Letter-Book (Письмовник)

 

by Mikhail Shishkin

 

Synopsis

 

 

Mikhail Shishkin’s stunning new novel Letterbook builds on the success of the phenomenal Maidenhair, bringing themes of love and history into a compelling framework. It records the correspondence between two lovers, torn apart by war. They tell each everything they did not manage to say while they were together: they talk about love, growing up, their parents, their childish fears and their hopes for the future. They talk about how they suffer while they are apart and how much they miss each other. But it is not clear when exactly these letters are being written. The young man, Vladimir, is called up as part of an international force marching into China to suppress the Boxer Rebellion. The girl, Sasha, finishes medical school and works as a gynaecologist. But it seems to be the 1960s. But that is not important.

 

In the novel, time is relative.
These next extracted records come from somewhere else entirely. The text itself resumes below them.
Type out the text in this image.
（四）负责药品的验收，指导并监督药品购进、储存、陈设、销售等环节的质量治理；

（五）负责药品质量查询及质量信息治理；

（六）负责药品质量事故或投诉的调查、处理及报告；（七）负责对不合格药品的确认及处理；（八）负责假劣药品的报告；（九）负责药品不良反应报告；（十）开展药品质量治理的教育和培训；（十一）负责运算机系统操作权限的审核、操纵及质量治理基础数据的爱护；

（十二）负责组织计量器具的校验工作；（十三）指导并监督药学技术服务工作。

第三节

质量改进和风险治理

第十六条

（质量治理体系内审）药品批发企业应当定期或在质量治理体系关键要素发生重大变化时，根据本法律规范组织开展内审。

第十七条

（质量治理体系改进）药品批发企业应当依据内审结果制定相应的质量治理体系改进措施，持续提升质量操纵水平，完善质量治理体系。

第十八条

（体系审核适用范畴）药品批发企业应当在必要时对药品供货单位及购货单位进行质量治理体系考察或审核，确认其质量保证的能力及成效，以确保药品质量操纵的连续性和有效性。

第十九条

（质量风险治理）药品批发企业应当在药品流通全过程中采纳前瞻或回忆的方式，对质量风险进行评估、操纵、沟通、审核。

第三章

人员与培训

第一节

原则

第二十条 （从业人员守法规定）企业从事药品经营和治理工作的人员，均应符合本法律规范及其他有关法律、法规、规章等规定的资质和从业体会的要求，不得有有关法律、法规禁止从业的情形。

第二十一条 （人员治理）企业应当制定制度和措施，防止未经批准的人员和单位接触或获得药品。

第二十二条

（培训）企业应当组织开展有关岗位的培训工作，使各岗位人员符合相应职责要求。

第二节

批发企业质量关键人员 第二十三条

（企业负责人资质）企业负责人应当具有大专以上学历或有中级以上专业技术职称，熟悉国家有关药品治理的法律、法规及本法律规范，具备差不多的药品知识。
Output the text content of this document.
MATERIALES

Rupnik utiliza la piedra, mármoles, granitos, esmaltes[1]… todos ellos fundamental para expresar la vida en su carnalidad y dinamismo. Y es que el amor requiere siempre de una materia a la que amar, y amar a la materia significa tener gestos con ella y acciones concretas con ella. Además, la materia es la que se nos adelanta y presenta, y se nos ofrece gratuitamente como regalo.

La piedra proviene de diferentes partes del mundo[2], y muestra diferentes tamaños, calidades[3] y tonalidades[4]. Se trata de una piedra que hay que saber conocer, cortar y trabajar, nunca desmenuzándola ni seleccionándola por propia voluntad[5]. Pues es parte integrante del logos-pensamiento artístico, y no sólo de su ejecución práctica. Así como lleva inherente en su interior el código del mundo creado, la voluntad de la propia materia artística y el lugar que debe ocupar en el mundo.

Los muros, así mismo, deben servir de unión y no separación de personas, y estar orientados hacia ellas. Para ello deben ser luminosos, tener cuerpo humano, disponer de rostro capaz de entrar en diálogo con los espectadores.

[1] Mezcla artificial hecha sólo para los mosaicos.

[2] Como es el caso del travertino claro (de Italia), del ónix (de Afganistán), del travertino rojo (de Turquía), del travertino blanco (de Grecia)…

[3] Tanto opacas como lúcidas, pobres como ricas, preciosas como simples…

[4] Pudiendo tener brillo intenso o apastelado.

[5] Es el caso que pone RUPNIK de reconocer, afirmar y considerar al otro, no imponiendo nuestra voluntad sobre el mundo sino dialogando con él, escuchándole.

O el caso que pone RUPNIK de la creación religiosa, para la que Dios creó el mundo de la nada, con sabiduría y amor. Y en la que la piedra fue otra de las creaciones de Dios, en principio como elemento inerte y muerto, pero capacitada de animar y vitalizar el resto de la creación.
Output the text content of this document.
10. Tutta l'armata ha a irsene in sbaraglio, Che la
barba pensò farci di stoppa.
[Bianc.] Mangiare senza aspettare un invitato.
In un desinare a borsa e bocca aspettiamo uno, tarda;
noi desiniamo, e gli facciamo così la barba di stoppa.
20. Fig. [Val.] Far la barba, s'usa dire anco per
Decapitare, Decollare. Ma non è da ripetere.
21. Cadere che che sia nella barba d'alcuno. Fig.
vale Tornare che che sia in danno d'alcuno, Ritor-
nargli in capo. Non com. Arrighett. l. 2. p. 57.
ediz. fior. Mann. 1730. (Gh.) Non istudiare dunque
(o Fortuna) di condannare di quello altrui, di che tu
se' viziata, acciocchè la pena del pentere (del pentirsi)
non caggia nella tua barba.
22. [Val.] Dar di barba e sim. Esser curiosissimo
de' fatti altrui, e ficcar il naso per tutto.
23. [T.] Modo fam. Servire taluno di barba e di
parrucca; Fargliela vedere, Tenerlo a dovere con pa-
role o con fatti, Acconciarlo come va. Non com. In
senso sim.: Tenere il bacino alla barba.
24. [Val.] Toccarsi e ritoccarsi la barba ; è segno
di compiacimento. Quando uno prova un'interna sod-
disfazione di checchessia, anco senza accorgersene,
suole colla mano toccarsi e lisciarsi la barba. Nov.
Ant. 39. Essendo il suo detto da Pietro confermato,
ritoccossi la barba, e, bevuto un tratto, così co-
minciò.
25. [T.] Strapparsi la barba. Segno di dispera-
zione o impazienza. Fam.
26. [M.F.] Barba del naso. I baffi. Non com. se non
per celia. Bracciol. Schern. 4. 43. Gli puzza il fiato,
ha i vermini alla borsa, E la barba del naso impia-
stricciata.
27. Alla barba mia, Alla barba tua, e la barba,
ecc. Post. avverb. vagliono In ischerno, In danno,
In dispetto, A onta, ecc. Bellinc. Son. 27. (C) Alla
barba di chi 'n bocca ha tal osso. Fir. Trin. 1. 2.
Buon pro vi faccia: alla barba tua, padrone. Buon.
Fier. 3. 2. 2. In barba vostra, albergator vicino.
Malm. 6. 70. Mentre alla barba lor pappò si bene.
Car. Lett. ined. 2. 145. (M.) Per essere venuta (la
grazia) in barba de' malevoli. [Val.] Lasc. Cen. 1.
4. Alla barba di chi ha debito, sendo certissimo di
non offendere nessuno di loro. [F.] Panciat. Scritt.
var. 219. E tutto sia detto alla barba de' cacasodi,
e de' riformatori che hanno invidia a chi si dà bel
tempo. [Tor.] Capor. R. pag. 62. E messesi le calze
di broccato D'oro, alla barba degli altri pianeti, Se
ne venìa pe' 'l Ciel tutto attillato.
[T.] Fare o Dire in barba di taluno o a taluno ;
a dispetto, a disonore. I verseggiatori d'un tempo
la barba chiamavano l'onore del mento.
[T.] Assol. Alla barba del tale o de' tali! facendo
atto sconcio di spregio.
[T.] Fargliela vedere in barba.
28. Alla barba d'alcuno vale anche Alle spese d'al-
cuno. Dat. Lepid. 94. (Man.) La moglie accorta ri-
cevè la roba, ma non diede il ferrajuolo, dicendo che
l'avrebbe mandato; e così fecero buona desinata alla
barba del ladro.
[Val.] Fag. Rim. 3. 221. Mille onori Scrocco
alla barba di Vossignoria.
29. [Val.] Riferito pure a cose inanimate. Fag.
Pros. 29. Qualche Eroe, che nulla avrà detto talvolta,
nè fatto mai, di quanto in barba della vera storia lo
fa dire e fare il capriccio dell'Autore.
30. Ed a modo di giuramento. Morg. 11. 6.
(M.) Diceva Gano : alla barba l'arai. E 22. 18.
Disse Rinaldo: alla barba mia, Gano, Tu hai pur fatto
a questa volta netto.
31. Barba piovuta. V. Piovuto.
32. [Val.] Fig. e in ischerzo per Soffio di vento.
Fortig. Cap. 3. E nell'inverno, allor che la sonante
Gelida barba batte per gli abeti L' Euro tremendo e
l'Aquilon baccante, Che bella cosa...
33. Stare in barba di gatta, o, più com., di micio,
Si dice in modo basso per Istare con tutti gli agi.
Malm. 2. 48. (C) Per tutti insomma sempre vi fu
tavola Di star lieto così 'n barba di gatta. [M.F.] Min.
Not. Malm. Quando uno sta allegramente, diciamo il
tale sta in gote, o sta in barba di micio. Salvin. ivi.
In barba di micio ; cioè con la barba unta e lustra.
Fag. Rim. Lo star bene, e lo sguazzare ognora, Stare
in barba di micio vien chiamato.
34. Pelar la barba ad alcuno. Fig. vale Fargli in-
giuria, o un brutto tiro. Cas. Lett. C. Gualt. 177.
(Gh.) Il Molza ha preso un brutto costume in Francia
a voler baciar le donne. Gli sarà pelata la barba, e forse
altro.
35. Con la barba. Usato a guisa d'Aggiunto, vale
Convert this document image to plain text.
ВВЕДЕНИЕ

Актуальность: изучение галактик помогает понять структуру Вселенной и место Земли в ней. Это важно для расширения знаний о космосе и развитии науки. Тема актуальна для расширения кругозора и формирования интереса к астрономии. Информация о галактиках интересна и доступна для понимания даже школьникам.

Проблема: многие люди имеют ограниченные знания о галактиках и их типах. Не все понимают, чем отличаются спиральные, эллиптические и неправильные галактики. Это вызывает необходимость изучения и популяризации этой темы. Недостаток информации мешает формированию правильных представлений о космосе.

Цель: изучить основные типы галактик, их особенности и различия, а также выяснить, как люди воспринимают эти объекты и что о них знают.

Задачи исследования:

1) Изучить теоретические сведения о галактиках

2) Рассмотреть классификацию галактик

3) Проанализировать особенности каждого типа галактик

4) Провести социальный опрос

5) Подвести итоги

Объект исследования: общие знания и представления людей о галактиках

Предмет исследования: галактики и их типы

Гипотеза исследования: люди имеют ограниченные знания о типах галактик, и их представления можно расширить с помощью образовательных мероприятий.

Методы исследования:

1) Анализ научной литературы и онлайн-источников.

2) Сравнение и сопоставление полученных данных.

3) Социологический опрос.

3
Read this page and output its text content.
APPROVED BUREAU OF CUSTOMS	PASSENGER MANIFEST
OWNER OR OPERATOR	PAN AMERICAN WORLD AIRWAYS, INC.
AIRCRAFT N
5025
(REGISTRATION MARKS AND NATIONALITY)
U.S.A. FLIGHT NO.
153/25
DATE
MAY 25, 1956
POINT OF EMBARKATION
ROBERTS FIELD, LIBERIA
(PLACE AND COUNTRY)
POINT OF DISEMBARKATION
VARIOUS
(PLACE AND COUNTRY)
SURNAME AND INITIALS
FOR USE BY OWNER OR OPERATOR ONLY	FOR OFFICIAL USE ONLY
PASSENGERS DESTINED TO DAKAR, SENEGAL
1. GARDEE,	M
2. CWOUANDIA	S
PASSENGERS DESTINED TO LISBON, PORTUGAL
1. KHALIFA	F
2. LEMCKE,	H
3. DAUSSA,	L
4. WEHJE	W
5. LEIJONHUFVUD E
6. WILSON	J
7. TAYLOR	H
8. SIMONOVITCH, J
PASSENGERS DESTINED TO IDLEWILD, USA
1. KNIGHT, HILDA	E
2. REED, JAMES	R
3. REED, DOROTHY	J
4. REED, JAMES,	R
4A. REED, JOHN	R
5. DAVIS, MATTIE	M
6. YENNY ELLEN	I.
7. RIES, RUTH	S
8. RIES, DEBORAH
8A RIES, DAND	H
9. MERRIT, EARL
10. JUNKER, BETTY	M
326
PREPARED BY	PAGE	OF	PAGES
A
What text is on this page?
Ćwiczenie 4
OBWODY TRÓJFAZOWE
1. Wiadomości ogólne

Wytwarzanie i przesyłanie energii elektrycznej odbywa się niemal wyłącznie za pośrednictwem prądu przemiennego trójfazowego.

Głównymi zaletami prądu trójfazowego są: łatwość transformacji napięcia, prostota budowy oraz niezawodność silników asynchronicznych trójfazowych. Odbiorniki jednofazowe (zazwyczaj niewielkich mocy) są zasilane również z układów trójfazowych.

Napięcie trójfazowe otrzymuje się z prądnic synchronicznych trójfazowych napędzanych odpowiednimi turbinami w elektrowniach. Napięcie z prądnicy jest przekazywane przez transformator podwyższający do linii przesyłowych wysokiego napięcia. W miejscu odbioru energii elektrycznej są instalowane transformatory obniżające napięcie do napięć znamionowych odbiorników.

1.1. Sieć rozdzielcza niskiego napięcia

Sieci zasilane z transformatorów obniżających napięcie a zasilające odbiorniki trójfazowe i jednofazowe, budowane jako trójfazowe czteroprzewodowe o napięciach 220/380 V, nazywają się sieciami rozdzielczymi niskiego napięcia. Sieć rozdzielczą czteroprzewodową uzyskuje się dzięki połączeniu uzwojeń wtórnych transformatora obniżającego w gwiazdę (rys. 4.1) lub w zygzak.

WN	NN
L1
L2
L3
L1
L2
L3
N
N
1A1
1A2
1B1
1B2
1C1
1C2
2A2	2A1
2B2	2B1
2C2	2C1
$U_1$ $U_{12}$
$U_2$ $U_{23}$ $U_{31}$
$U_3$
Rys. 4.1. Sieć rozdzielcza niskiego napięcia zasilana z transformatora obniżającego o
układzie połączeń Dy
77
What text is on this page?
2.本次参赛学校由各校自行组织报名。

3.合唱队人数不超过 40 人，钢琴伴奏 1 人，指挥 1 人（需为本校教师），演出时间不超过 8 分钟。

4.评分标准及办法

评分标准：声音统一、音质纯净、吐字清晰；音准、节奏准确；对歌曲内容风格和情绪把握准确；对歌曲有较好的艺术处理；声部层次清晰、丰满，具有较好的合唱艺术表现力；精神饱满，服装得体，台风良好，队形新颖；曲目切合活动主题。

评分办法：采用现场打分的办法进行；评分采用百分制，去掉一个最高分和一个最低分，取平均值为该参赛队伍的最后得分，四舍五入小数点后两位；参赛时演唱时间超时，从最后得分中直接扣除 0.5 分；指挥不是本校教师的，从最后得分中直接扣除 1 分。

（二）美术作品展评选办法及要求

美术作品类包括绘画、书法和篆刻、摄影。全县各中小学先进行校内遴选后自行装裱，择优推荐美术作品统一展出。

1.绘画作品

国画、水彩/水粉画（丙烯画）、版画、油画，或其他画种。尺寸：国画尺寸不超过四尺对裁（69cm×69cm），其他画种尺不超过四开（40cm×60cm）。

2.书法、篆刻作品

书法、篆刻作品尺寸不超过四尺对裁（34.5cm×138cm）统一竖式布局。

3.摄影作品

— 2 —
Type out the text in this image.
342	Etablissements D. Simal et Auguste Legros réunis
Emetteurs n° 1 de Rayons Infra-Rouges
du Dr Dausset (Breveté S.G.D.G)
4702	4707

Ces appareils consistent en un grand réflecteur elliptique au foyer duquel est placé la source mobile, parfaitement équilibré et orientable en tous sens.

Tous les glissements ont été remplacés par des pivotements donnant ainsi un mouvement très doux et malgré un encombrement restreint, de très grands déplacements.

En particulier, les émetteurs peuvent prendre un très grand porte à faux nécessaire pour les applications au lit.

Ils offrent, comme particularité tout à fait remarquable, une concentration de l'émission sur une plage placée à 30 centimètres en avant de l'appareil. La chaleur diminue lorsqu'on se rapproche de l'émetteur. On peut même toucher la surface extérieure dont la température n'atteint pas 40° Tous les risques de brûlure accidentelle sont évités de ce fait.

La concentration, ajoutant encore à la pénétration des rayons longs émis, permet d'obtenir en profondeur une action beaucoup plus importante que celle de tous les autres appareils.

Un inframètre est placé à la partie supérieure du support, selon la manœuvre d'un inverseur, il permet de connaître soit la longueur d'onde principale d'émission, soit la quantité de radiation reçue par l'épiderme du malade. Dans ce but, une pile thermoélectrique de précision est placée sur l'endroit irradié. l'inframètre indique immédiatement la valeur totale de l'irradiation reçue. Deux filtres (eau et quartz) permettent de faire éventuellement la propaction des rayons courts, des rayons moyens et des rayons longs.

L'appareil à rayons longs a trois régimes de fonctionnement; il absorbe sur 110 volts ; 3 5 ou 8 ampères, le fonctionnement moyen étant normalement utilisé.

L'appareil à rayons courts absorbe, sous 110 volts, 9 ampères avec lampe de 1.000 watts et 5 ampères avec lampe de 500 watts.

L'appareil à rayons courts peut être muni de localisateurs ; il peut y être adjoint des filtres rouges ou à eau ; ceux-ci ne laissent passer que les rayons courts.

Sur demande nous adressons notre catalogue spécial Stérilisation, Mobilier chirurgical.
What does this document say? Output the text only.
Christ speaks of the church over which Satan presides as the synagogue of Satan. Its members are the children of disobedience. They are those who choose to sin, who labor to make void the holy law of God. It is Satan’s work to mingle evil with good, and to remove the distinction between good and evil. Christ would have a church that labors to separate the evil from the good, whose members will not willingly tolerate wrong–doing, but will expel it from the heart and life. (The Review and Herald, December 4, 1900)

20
Everything is relative.  In Letterbook what is important is not what is going on outside, but rather the hours, days and years counted out by the metronome inside the two lovers, from birth to death. Sasha fell in love with Vladimir, and he returned that love. It was as if she was born again. Before that she did not exist, but now everything seems more real, and she tells him in her letters about her life, which has now started to make sense. He writes from the front about the military hospital, about the suffering of the wounded, about the fact that all words deceive us, that they can never truly reflect feelings. Vladimir is dying but the letters keep coming. And Sasha continues to write to him, even when he is dead and she is married, about her marriage, her dead child, how she has buried her parents. 

 

Letterbook shows yet again why Mikhail Shishkin is considered by many to be the leading writer of his generation: his mastery of emotions and time, of the broad scope and intimate details make this book unmissable.